Wir müssen davon ausgehen, daß jeder, der in unserer Kultur aufgewachsen ist, die Entfremdung des Eigenen zu einem gewissen Grad erlebt hat. Es kann deshalb uns allen passieren, daß wir einmal unser Inneres verraten oder beiseite drängen. So erging es auch Reemtsma. In der dritten Person von sich selbst sprechend, schreibt er (S. 178): «Einmal hatte er die Phantasie, der Entführer sollte ihn trösten, ihn berühren, die Hand auf seine Schulter legen.» Ich zitiere dazu Marcel Proust: «Wie haben wir den Mut, in einer Welt zu leben, in der die Liebe durch eine Lüge provoziert wird, die aus dem Bedürfnis besteht, unsere Leiden von denen mildern zu lassen, die uns zum Leiden brachten.»
Wir wurden zum Komplizen unserer Peiniger. Weil diese ihren Schmerz und ihr eigenes Opfersein nicht wahrhaben konnten, haben auch wir unser Leiden verleugnet. Erst wenn wir nachvollziehen können, wie uns die eigene Wahrnehmung fremd gemacht wurde, sind wir auf dem Weg zum eigenen Selbst.

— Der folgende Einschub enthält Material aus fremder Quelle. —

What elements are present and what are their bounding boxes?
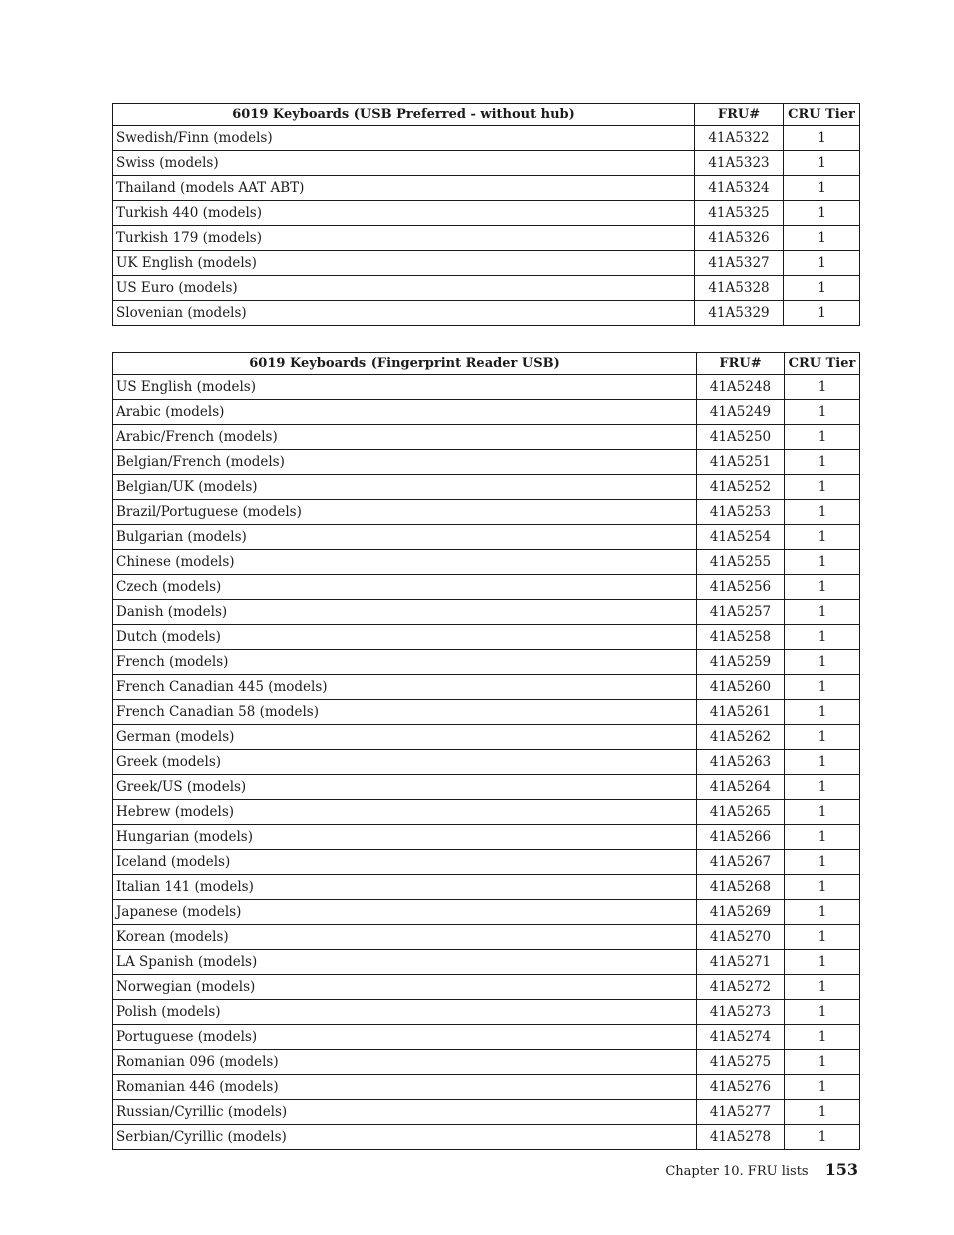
cru-tier-cell: 1 [785, 725, 860, 750]
keyboard-description-cell: French (models) [113, 650, 697, 675]
table-row [113, 550, 860, 575]
cru-tier-cell: 1 [785, 675, 860, 700]
column-header-cru-tier: CRU Tier [785, 353, 860, 375]
table-row [113, 1050, 860, 1075]
table-row [113, 875, 860, 900]
keyboards-fingerprint-reader-table [112, 352, 860, 1150]
keyboard-description-cell: Hebrew (models) [113, 800, 697, 825]
fru-number-cell: 41A5270 [697, 925, 785, 950]
table-row [113, 850, 860, 875]
fru-number-cell: 41A5275 [697, 1050, 785, 1075]
cru-tier-cell: 1 [785, 700, 860, 725]
table-row [113, 475, 860, 500]
fru-number-cell: 41A5273 [697, 1000, 785, 1025]
keyboard-description-cell: Bulgarian (models) [113, 525, 697, 550]
table-row [113, 1100, 860, 1125]
table-row [113, 575, 860, 600]
cru-tier-cell: 1 [785, 1000, 860, 1025]
chapter-label: Chapter 10. FRU lists [665, 1164, 809, 1179]
cru-tier-cell: 1 [785, 775, 860, 800]
table-row [113, 400, 860, 425]
cru-tier-cell: 1 [785, 975, 860, 1000]
cru-tier-cell: 1 [785, 400, 860, 425]
cru-tier-cell: 1 [784, 251, 860, 276]
keyboard-description-cell: LA Spanish (models) [113, 950, 697, 975]
fru-number-cell: 41A5257 [697, 600, 785, 625]
cru-tier-cell: 1 [785, 525, 860, 550]
keyboard-description-cell: Romanian 096 (models) [113, 1050, 697, 1075]
fru-number-cell: 41A5268 [697, 875, 785, 900]
cru-tier-cell: 1 [785, 625, 860, 650]
cru-tier-cell: 1 [784, 126, 860, 151]
cru-tier-cell: 1 [785, 800, 860, 825]
fru-number-cell: 41A5258 [697, 625, 785, 650]
column-header-fru: FRU# [695, 104, 784, 126]
table-row [113, 375, 860, 400]
keyboard-description-cell: French Canadian 58 (models) [113, 700, 697, 725]
fru-number-cell: 41A5263 [697, 750, 785, 775]
cru-tier-cell: 1 [784, 176, 860, 201]
cru-tier-cell: 1 [785, 1125, 860, 1150]
page-number: 153 [824, 1160, 858, 1179]
cru-tier-cell: 1 [785, 850, 860, 875]
cru-tier-cell: 1 [785, 575, 860, 600]
fru-number-cell: 41A5251 [697, 450, 785, 475]
column-header-cru-tier: CRU Tier [784, 104, 860, 126]
keyboard-description-cell: Slovenian (models) [113, 301, 695, 326]
fru-number-cell: 41A5325 [695, 201, 784, 226]
fru-number-cell: 41A5276 [697, 1075, 785, 1100]
cru-tier-cell: 1 [785, 1075, 860, 1100]
keyboard-description-cell: Polish (models) [113, 1000, 697, 1025]
cru-tier-cell: 1 [785, 425, 860, 450]
fru-number-cell: 41A5328 [695, 276, 784, 301]
fru-number-cell: 41A5323 [695, 151, 784, 176]
keyboard-description-cell: French Canadian 445 (models) [113, 675, 697, 700]
fru-number-cell: 41A5272 [697, 975, 785, 1000]
cru-tier-cell: 1 [785, 650, 860, 675]
keyboard-description-cell: Danish (models) [113, 600, 697, 625]
table-row [113, 750, 860, 775]
fru-number-cell: 41A5322 [695, 126, 784, 151]
fru-number-cell: 41A5326 [695, 226, 784, 251]
fru-number-cell: 41A5262 [697, 725, 785, 750]
fru-number-cell: 41A5255 [697, 550, 785, 575]
keyboard-description-cell: Belgian/French (models) [113, 450, 697, 475]
cru-tier-cell: 1 [784, 301, 860, 326]
cru-tier-cell: 1 [785, 1025, 860, 1050]
cru-tier-cell: 1 [785, 550, 860, 575]
table-row [113, 975, 860, 1000]
keyboard-description-cell: Japanese (models) [113, 900, 697, 925]
table-row [113, 1125, 860, 1150]
table-row [113, 276, 860, 301]
keyboard-description-cell: Turkish 179 (models) [113, 226, 695, 251]
table-row [113, 600, 860, 625]
table-row [113, 700, 860, 725]
cru-tier-cell: 1 [785, 1050, 860, 1075]
keyboards-usb-preferred-table [112, 103, 860, 326]
table-row [113, 900, 860, 925]
fru-number-cell: 41A5265 [697, 800, 785, 825]
fru-number-cell: 41A5269 [697, 900, 785, 925]
table-row [113, 650, 860, 675]
table-row [113, 525, 860, 550]
table-row [113, 500, 860, 525]
keyboard-description-cell: Korean (models) [113, 925, 697, 950]
fru-number-cell: 41A5261 [697, 700, 785, 725]
cru-tier-cell: 1 [784, 201, 860, 226]
fru-number-cell: 41A5250 [697, 425, 785, 450]
keyboard-description-cell: US Euro (models) [113, 276, 695, 301]
table-row [113, 176, 860, 201]
cru-tier-cell: 1 [785, 375, 860, 400]
table-row [113, 725, 860, 750]
fru-number-cell: 41A5277 [697, 1100, 785, 1125]
cru-tier-cell: 1 [785, 750, 860, 775]
table-row [113, 450, 860, 475]
keyboard-description-cell: Swiss (models) [113, 151, 695, 176]
cru-tier-cell: 1 [785, 925, 860, 950]
keyboard-description-cell: Hungarian (models) [113, 825, 697, 850]
cru-tier-cell: 1 [785, 1100, 860, 1125]
column-header-description: 6019 Keyboards (USB Preferred - without hub) [113, 104, 695, 126]
fru-number-cell: 41A5248 [697, 375, 785, 400]
cru-tier-cell: 1 [785, 600, 860, 625]
fru-number-cell: 41A5266 [697, 825, 785, 850]
cru-tier-cell: 1 [784, 226, 860, 251]
table-row [113, 201, 860, 226]
keyboard-description-cell: Iceland (models) [113, 850, 697, 875]
keyboard-description-cell: German (models) [113, 725, 697, 750]
keyboard-description-cell: Swedish/Finn (models) [113, 126, 695, 151]
fru-number-cell: 41A5267 [697, 850, 785, 875]
fru-number-cell: 41A5256 [697, 575, 785, 600]
fru-number-cell: 41A5324 [695, 176, 784, 201]
fru-number-cell: 41A5254 [697, 525, 785, 550]
keyboard-description-cell: Greek (models) [113, 750, 697, 775]
cru-tier-cell: 1 [784, 151, 860, 176]
table-row [113, 251, 860, 276]
table-row [113, 226, 860, 251]
fru-number-cell: 41A5271 [697, 950, 785, 975]
table-row [113, 675, 860, 700]
fru-number-cell: 41A5252 [697, 475, 785, 500]
fru-number-cell: 41A5260 [697, 675, 785, 700]
keyboard-description-cell: Serbian/Cyrillic (models) [113, 1125, 697, 1150]
keyboard-description-cell: Dutch (models) [113, 625, 697, 650]
column-header-description: 6019 Keyboards (Fingerprint Reader USB) [113, 353, 697, 375]
cru-tier-cell: 1 [784, 276, 860, 301]
keyboard-description-cell: Arabic/French (models) [113, 425, 697, 450]
keyboard-description-cell: Romanian 446 (models) [113, 1075, 697, 1100]
table-row [113, 126, 860, 151]
keyboard-description-cell: Russian/Cyrillic (models) [113, 1100, 697, 1125]
fru-number-cell: 41A5264 [697, 775, 785, 800]
fru-number-cell: 41A5327 [695, 251, 784, 276]
table-row [113, 775, 860, 800]
cru-tier-cell: 1 [785, 475, 860, 500]
keyboard-description-cell: Portuguese (models) [113, 1025, 697, 1050]
keyboard-description-cell: Norwegian (models) [113, 975, 697, 1000]
keyboard-description-cell: UK English (models) [113, 251, 695, 276]
cru-tier-cell: 1 [785, 825, 860, 850]
fru-number-cell: 41A5253 [697, 500, 785, 525]
table-row [113, 1000, 860, 1025]
keyboard-description-cell: Turkish 440 (models) [113, 201, 695, 226]
cru-tier-cell: 1 [785, 950, 860, 975]
keyboard-description-cell: Arabic (models) [113, 400, 697, 425]
table-header-row [113, 353, 860, 375]
keyboard-description-cell: Czech (models) [113, 575, 697, 600]
keyboard-description-cell: Thailand (models AAT ABT) [113, 176, 695, 201]
cru-tier-cell: 1 [785, 500, 860, 525]
table-row [113, 950, 860, 975]
keyboard-description-cell: Belgian/UK (models) [113, 475, 697, 500]
table-row [113, 925, 860, 950]
keyboard-description-cell: Italian 141 (models) [113, 875, 697, 900]
table-row [113, 625, 860, 650]
table-row [113, 825, 860, 850]
fru-number-cell: 41A5249 [697, 400, 785, 425]
cru-tier-cell: 1 [785, 875, 860, 900]
keyboard-description-cell: Chinese (models) [113, 550, 697, 575]
fru-number-cell: 41A5278 [697, 1125, 785, 1150]
table-row [113, 1025, 860, 1050]
fru-number-cell: 41A5274 [697, 1025, 785, 1050]
fru-number-cell: 41A5329 [695, 301, 784, 326]
column-header-fru: FRU# [697, 353, 785, 375]
keyboard-description-cell: US English (models) [113, 375, 697, 400]
table-row [113, 425, 860, 450]
page-footer [665, 1160, 858, 1179]
fru-number-cell: 41A5259 [697, 650, 785, 675]
table-header-row [113, 104, 860, 126]
table-row [113, 301, 860, 326]
table-row [113, 151, 860, 176]
table-row [113, 1075, 860, 1100]
table-row [113, 800, 860, 825]
keyboard-description-cell: Brazil/Portuguese (models) [113, 500, 697, 525]
cru-tier-cell: 1 [785, 450, 860, 475]
keyboard-description-cell: Greek/US (models) [113, 775, 697, 800]
cru-tier-cell: 1 [785, 900, 860, 925]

Wole Soyinka beschreibt das Gegenmittel aus der Erfahrung seiner Folterhaft in Nigeria: «Der Gefangene sagt plötzlich zu sich selber, diese Kreatur kann mich nicht wirklich treffen. Sie kann mich nicht retten, deshalb kann sie mich auch nicht zerstören» (seelisch). «Diese Kreatur ist bedeutungslos, sie ist nicht real. Nur ich selber bin die Realität.» 19)
Nicht die Scham bewahrt uns vor der Phantasie, vom Täter gerettet zu werden, sondern ein Bewußtsein für unser Ausgeliefertsein an die eigenen Entwicklung. Nur so können wir erkennen, daß das, was uns von uns selbst entfremdet, die Auswirkungen eines tief verwurzelten Mechanismus sind, mit dem wir einst unser Überleben zu schützen glaubten: des Gehorsams.